There was a time when reading was not just about the book—it was about the spectacle. I would sit in a well-lit corner, a book in hand, and let the world see me. I made sure the title was impressive, or at least difficult. The goal was never just to read, but to be seen reading. Reading was my currency, my proof of intellect. It was how I marked myself as different, as superior.
I read because I wanted to be the kid who knew things, the one who could recite facts and reference authors that other children had never heard of. I didn’t read for the joy of the story—I read to win. To prove something. To be someone. Books were trophies, not experiences.
But somewhere along the way, that stopped working.
I am no longer the precocious child with a book too large for his hands. I am 21, surrounded by people who read just as much as I did, or more. No one was impressed anymore. Worse still, I wasn’t impressed with myself. Reading had lost its magic because it is no longer a performance. Without an audience, books became just books. I find myself unable to pick them up with the same urgency. Without external validation, reading felt empty, like a party trick no one cared to see anymore.
I tried to chase that old feeling, but it was like trying to trick myself into believing in Santa again. I bought books that looked impressive on my shelf. I started novels with the same grand intentions. But I rarely finished them. And when I did, I felt nothing. No applause, no sense of accomplishment—just the hollow realization that reading alone, for myself, was not enough.
Maybe that’s the problem. Reading had always been a means to an end, a way to craft an identity rather than explore a world. And now, stripped of its performative element, I had to figure out whether I actually loved it at all. Had I ever read for myself? Did I even know what I liked to read? Or had I just been consuming whatever would make me look the best?
I wonder if this is why so many people stop reading in adulthood. As children, reading is either an obligation or a way to stand out. But when the pressure fades, when the audience disappears, we’re left staring at books and wondering if we ever truly enjoyed them or just enjoyed what they said about us.
So, what now? Do I walk away from reading, accept that it was never mine to begin with? Or do I start over, this time quietly, without expectation? Maybe I need to read the books that call to me, not the ones that I think will impress others. Maybe I need to fall in love with stories, not with the idea of being seen reading them. Maybe, after years of performance, I need to learn how to read for real.
This is so thought-provoking. I love reading so much but lately, my reading drags because I read books not because I love that particular genre but because I feel people would love me reading that or would see me as an intellectual person.
That's wrong. Making reading performative rather than enjoyable.

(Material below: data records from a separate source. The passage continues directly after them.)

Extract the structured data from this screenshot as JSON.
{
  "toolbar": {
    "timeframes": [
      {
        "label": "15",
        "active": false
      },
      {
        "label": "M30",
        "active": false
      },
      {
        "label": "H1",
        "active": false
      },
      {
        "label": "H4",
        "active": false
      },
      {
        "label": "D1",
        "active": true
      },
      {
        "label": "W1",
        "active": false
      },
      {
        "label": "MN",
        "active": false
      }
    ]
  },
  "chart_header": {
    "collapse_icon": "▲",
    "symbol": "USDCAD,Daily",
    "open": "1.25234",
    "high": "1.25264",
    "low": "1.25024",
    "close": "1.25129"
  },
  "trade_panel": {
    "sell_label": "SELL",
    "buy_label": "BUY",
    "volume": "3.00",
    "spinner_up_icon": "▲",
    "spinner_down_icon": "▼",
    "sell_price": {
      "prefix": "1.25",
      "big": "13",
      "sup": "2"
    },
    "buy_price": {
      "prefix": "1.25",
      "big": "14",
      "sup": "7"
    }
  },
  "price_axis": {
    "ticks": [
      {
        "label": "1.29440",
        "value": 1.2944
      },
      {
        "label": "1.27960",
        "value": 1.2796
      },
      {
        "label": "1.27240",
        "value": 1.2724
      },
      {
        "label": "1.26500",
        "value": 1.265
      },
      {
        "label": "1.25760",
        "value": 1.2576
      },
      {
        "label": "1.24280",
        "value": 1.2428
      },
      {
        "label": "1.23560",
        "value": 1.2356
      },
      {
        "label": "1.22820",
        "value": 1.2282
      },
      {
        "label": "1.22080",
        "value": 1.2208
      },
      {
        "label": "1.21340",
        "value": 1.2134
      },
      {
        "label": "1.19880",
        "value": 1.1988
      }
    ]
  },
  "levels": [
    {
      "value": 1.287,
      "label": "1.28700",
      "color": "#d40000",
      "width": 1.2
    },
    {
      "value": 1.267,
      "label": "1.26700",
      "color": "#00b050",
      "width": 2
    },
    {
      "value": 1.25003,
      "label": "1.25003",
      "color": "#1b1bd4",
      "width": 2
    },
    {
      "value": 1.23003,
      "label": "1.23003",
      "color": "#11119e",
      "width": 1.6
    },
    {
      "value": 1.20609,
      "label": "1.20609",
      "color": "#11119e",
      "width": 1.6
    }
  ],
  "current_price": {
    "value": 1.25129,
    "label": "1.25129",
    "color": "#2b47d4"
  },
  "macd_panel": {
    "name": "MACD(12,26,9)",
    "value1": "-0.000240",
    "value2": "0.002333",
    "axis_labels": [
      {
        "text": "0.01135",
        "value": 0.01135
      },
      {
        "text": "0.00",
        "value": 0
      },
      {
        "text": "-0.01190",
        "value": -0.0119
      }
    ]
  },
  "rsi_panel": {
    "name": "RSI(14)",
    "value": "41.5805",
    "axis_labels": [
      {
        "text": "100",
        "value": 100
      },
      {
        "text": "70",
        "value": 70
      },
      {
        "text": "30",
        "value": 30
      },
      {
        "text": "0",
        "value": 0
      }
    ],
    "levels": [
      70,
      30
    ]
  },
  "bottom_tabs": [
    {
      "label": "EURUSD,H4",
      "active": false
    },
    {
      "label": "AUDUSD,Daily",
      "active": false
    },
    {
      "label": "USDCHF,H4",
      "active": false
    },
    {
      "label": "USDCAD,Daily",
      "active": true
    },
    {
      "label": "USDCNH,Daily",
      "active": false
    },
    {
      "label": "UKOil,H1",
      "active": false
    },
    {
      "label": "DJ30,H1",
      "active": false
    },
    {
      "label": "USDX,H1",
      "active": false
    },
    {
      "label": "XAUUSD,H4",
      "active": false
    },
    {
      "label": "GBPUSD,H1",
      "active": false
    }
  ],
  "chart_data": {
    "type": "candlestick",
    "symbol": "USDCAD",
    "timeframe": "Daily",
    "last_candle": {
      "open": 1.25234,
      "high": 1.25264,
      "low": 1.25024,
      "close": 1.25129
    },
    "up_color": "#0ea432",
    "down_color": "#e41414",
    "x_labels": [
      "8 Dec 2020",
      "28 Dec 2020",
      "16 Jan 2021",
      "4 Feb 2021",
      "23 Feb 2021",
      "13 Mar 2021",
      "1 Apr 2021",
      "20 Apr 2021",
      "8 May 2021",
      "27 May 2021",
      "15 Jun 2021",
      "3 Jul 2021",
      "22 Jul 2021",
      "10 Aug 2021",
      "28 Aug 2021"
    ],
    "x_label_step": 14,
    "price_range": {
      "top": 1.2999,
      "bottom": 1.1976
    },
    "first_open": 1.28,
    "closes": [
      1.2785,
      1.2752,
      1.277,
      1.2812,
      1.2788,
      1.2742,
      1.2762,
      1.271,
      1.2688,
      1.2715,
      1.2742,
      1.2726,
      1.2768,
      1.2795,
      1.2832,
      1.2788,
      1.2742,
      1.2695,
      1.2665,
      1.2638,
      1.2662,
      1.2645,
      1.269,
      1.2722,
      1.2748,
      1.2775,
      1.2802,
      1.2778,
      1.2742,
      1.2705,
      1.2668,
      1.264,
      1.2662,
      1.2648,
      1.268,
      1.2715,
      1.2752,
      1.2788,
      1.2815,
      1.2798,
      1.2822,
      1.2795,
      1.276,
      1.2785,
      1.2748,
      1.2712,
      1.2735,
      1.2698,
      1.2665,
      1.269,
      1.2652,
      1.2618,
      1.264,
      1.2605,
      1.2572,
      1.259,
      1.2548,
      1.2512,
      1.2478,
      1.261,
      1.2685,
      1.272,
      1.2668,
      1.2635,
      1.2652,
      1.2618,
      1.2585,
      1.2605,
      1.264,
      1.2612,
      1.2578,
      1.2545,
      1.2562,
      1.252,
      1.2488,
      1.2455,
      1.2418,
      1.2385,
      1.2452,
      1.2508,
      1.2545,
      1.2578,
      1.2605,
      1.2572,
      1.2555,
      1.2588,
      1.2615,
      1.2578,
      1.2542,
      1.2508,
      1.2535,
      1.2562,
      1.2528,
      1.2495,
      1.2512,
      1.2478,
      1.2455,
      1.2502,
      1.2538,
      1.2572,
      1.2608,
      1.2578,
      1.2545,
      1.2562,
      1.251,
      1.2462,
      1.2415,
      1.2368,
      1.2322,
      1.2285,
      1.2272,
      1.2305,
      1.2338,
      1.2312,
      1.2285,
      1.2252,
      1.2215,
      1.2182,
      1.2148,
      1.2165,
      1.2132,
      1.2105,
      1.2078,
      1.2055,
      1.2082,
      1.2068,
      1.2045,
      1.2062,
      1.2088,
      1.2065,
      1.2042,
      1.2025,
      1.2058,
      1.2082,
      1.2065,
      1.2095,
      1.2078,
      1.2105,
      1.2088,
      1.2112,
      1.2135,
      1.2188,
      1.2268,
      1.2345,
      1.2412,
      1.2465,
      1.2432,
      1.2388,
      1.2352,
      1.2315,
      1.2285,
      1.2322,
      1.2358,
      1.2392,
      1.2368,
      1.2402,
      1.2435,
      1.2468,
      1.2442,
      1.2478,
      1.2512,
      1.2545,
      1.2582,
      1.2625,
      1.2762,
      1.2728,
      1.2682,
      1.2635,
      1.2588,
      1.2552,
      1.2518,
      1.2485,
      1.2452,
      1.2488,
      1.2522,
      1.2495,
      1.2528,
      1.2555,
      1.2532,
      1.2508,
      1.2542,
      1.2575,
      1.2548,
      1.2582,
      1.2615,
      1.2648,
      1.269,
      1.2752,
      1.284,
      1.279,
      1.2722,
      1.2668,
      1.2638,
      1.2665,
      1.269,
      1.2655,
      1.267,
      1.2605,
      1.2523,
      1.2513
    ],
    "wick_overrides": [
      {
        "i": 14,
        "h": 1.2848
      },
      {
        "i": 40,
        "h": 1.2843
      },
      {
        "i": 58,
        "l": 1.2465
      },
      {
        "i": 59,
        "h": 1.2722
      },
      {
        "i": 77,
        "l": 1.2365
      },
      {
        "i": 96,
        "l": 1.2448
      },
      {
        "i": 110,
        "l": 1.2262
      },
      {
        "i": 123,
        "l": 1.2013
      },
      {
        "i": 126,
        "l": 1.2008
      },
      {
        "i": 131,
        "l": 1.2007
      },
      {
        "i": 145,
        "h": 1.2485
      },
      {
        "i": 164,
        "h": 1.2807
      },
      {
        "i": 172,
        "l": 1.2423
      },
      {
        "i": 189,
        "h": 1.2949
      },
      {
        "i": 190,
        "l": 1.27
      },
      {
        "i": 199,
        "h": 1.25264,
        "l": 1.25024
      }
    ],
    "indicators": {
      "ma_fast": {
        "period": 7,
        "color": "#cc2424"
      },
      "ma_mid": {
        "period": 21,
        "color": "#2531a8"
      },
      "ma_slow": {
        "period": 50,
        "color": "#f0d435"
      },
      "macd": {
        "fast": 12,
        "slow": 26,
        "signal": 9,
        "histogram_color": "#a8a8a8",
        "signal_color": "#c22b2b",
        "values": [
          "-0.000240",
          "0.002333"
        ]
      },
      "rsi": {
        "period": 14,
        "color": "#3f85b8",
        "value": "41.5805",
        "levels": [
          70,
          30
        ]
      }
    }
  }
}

Thank you for sharing this.
as someone who grew up taking immense pride of how much she read, i can count on both hand the amount of books i actually remember reading, even less the actual content of them. and now after years of being unable to actually enjoy most book i try to read (and half of the time leave unfinished or have to try several times in order to read them through), i’m torn between your question of “have i ever actually enjoyed reading or did i just like the attention and validation it brought me” and this falling out with it being due to the fact that social media has fried my brain as well as my attention span.